PEMBELAJARAN KONSUMEN


Kita telah mempelajari bahwa proses keputusan pembelian konsumen dipengaruhi oleh berbagai faktor antara lain sifat atau kondisi produk, pengalaman konsumen dengan produk serta tingkat kepentingan pembelian produk. Pembahasan kita mengenai perilaku konsumen sejauh ini hanya melihat proses pengambilan keputusan yang berorientasi kepada aspek kognitif konsumen (cognitive orientation). Model proses pengambilan keputusan lima tahap yang telah kita pelajari memandang konsumen sebagai pemecah masalah (problem solver) dan pengolah informasi yang terlibat dalam berbagai proses mental untuk mengevaluasi berbagai alternatif dan memutuskan pada tingkatan seperti apa berbagai alternatif itu dapat memuaskan kebutuhan dan motif pembelian konsumen.


Namun demikian terdapat perspektif lain berkenaan dengan bagaimana konsumen menerima pengetahuan dan mendapatkan pengalaman yang mereka gunakan dalam membuat keputusan pembelian. Untuk memahami perspektif ini, kita harus meninjau berbagai pendekatan pada proses ‘pembelajaran konsumen’ (consumer learning) dan implikasinya bagi iklan dan promosi.

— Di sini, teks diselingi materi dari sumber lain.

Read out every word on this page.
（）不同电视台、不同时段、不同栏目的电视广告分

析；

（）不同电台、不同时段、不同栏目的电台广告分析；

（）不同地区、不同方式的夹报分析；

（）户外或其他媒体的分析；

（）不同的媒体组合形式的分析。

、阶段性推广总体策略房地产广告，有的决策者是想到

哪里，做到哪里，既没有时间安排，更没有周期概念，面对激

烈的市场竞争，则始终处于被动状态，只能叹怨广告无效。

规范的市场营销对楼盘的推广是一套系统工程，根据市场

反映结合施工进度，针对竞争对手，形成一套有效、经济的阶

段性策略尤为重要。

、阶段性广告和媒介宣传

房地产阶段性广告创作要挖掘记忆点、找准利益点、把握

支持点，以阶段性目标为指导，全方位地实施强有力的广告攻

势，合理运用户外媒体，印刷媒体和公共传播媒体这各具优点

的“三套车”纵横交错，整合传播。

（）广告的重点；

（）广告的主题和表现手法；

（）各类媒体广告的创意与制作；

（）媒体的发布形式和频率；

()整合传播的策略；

Pembelajaran konsumen didefiniskan sebagai: The process by which individuals acquire the purchase and consumption knowledge and experience they apply to future related behavior.[3] (Proses yang mana individu menerima pengetahuan dan pengalaman dari pembelian dan konsumsi yang mereka gunakan untuk perilaku yang berhubungan di masa depan). Dua pendekatan dasar terhadap proses pembelajaran ini adalah teori pembelajaran perilaku (behavioral approach) dan teori pembelajaran kognitif (cognitive learning process).






[1] Henry Assael, Consumer Behavior and Marketing Action, Ken Publishing Co, Boston, 1987.

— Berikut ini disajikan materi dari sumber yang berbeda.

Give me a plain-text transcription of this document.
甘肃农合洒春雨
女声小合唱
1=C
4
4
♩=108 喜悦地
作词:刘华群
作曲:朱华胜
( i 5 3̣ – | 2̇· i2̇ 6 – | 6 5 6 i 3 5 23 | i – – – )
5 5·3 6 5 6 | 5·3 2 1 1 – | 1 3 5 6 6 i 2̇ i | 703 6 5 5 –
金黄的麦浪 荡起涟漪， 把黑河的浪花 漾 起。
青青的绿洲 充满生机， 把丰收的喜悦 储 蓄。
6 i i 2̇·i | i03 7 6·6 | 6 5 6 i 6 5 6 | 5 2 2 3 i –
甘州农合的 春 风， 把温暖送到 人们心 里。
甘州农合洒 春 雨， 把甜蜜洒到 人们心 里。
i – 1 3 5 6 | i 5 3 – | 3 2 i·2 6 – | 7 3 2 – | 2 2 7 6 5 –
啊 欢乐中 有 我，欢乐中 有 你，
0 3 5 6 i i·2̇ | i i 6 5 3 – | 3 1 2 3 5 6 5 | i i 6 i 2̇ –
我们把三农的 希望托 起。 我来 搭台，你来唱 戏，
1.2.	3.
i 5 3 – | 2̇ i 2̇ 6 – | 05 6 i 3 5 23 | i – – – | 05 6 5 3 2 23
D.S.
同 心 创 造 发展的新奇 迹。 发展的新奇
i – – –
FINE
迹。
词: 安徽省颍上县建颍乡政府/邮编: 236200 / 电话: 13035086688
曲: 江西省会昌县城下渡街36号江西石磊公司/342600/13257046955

[2] Robert E Smith, Integrating Information from Advertising and Trial: Processes and Effects on Consumer Response to Product Information, Journal of Marketing Research, may 1993 dalam George E. Belch & Michael A. Belch LocCit hal 123.


[3] Leon G .Schiffman dan Leslie LazarKannuk, Consumer Behavior, 4th edition, Englewood Cliffs, NJ, Prentice Hall, hal 192.